Pandemi sürer ve turizm gelirleri düşük gelirse, enerji ve emtia fiyatlarında artışlar yaşanırsa, ABD’nin faiz politikası Türkiye’yi zorlarsa, dış politikadaki yumuşamaya rağmen Halkbank, F-35 ve S-400 daha sorunlu hale gelirse ve yastık altı kaçışı başlanırsa buraya sürüklenebiliriz.
Normal koşullarda iktidar asla böyle bir durum istemez, çünkü iş dünyasıyla arası iyice açılır, yurt dışı yatırımcılar ürker ve yerli yatırımcılar kısıtlamalara daha panikle yanıt verip sokaklarda başka sıkıntılara neden olabilirler. Bu senaryo hala öncelikli olan değil.
3 nolu senaryo ise yeni ana senaryomuz. Döviz kuru artışları yavaşlayacak ve yer yer döviz satımları yapılacak. Enflasyon yüksek seyredecek, dolarizasyon zirveye çıkacak, yastık altına kaçışsa çok olmayacak. Derin yoksullaşma ile toplum burnundan soluyacak.

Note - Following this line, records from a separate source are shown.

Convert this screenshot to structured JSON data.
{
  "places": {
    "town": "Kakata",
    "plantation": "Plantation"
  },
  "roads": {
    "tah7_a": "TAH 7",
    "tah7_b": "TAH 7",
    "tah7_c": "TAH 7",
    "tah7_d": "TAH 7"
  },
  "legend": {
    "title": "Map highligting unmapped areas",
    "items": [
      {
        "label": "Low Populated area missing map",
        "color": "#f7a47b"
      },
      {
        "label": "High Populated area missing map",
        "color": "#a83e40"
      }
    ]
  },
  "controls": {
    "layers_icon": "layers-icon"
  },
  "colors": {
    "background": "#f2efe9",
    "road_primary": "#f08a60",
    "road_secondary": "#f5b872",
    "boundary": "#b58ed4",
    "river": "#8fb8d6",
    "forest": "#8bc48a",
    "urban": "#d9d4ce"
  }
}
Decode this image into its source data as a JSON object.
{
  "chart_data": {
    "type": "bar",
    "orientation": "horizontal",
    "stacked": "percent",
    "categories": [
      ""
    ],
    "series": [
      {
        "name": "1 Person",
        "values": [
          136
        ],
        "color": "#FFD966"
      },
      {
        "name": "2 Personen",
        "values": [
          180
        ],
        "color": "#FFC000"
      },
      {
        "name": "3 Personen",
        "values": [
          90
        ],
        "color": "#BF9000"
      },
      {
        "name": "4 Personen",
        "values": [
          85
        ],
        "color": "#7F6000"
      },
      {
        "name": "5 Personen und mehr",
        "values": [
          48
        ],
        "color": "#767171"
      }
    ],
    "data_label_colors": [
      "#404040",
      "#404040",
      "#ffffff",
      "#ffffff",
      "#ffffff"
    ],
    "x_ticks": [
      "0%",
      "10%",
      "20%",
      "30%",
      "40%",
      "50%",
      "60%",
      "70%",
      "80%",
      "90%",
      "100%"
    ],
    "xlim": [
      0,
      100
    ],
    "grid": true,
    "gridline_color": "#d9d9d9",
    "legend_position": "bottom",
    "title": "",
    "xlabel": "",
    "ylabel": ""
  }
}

Bu senaryoda ani faiz artırımı olmayacak, Erdoğan mevcut politikada sonuna kadar ısrar edecek. İç veya dış ödemeler dengesi krizi yaşanmadıkça geri adım atılmayacak, yoksullaşmaya rağmen uygulamalar sürecek. Yüksek enflasyon ve işsizlik normalleşecek.

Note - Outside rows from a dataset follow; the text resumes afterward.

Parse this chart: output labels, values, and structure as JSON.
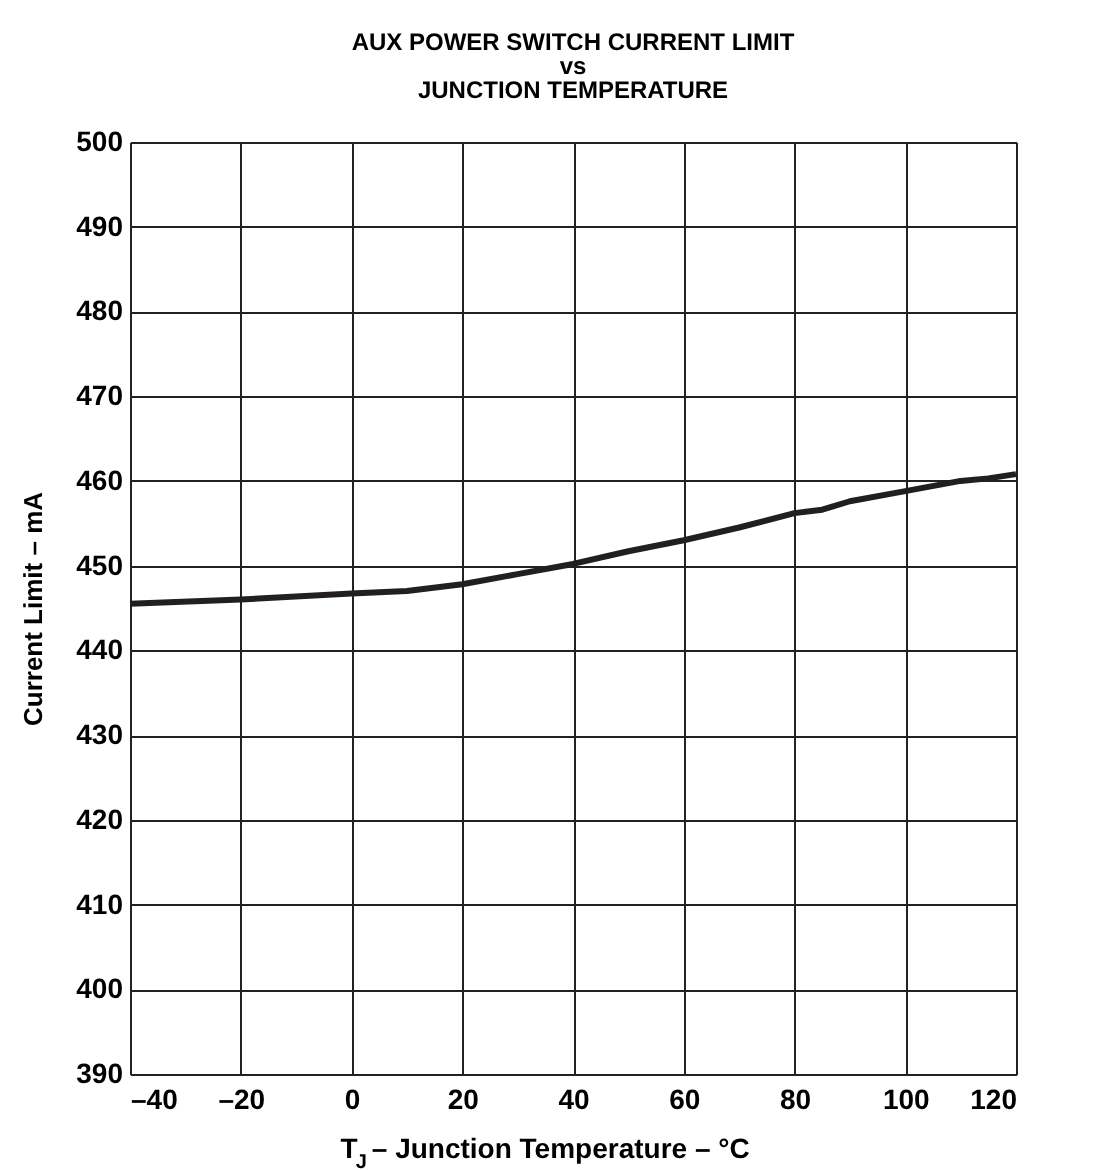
{
  "chart_data": {
    "type": "line",
    "title": "AUX POWER SWITCH CURRENT LIMIT\nvs\nJUNCTION TEMPERATURE",
    "xlabel": "T$_{J}$ – Junction Temperature – °C",
    "ylabel": "Current Limit – mA",
    "x": [
      -40,
      -20,
      0,
      10,
      20,
      30,
      40,
      50,
      60,
      70,
      80,
      85,
      90,
      100,
      110,
      115,
      120
    ],
    "series": [
      {
        "color": "#231f20",
        "values": [
          445.5,
          446,
          446.7,
          447,
          447.8,
          449,
          450.2,
          451.7,
          453,
          454.5,
          456.2,
          456.6,
          457.6,
          458.8,
          460,
          460.3,
          460.8
        ]
      }
    ],
    "xlim": [
      -40,
      120
    ],
    "xticks": [
      {
        "value": -40,
        "label": "–40"
      },
      {
        "value": -20,
        "label": "–20"
      },
      0,
      20,
      40,
      60,
      80,
      100,
      120
    ],
    "ylim": [
      390,
      500
    ],
    "yticks": [
      390,
      400,
      410,
      420,
      430,
      440,
      450,
      460,
      470,
      480,
      490,
      500
    ],
    "grid": true,
    "legend": false,
    "marker": "none",
    "line_style": "solid"
  }
}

Eski ana senaryomuz ise 2 nolu ve eninde sonunda Erdoğan’ın iş dünyasının telkinleri doğrultusunda karanlık tarafa gitmeyip gönülsüz bir şekilde ve gecikmeli biçimde de olsa geleneksel iktisat politikalarını uygulaması. Bu hala imkânsız değil ama olasılığı çok düştü.
1 nolu senaryo ise Erdoğan’ın bir şekilde çekilmek zorunda kaldığı veya ekonomi ve dış politikaya ilişkin yetkilerini kullanmaktan feragat ettiği, belki de yarı başkanlık ve parlamenter sisteme yeşil ışık yaktığı, haliyle siyasi değişim içeren senaryo.
Şu anda bu durum öncelikli değil; fakat Erdoğan’ın sağlık durumu, AKP parlamento grubundaki olası çatlaklar, MHP ile ilişkilerin bozulması veya muhalefetin düşünülenden de öte güçlenmesi bu senaryonun önünü zamanla açabilir, fakat şimdilik değil.
Toparlayalım; Venezuela ve Arjantin örnekleri Türkiye’ye uymuyor; kısa vadede Erdoğan’ın çekilmesi de düşük ihtimalli. Geriye 2,3 ve 4 nolu senaryolar kalıyor. Ana senaryomuz artık 3 nolu. Ama yarı Arjantinleşme isimli 4 nolu senaryo artık imkânsız değil.
Bu uzun bilgiselin sonunda birkaç toplumsal mesaj da vermek istiyorum. Yıllarca bürokratik vesayet adı altında devletin kurumsallığı hedef alındı. Üstüne gençlerin siyasete ilgisi azaltılarak toplumsal örgütlenme zayıflatıldı. Geldiğimiz noktanın temelinde bunlar var.
Yani bizi düşünecek bir bürokrasi yok ve kurumsal muhalefeti aşan toplumsal örgütlenme ile direniş gösteremiyoruz. Haliyle ülke fakirleşiyor, hukuk iyice zayıflıyor ve tek çözüm olarak ülkeden kaçış görülüyor. Hâlbuki 84 milyonu beleyen başka bir vatan yok.
İşte bu nedenle, bozulmayı hala anlayamamış arkadaşlara, Gençliğe Hitabe’nin bugünler için yazıldığını, bunun hamaset olmadığını ve böyle giderse bizden sonraki nesillere yaşanır bir ülke bırakamayacağımızı söylemek istiyorum. 200 yıllık tarihsel kırılım anındayız.
Umarım ileride pişmanlık duymayız. Afganların gidecek bir ülkesi yok, Suriyelilerinki parçalandı ve İranlılar çağdışı yaşamak zorundalar. Türkiye tarihsel olarak bu ülkelerin hep önündeydi, hala da öyle, ama kendisinin 200 yıllık gelişimine ısrarla sahip çıkmıyor.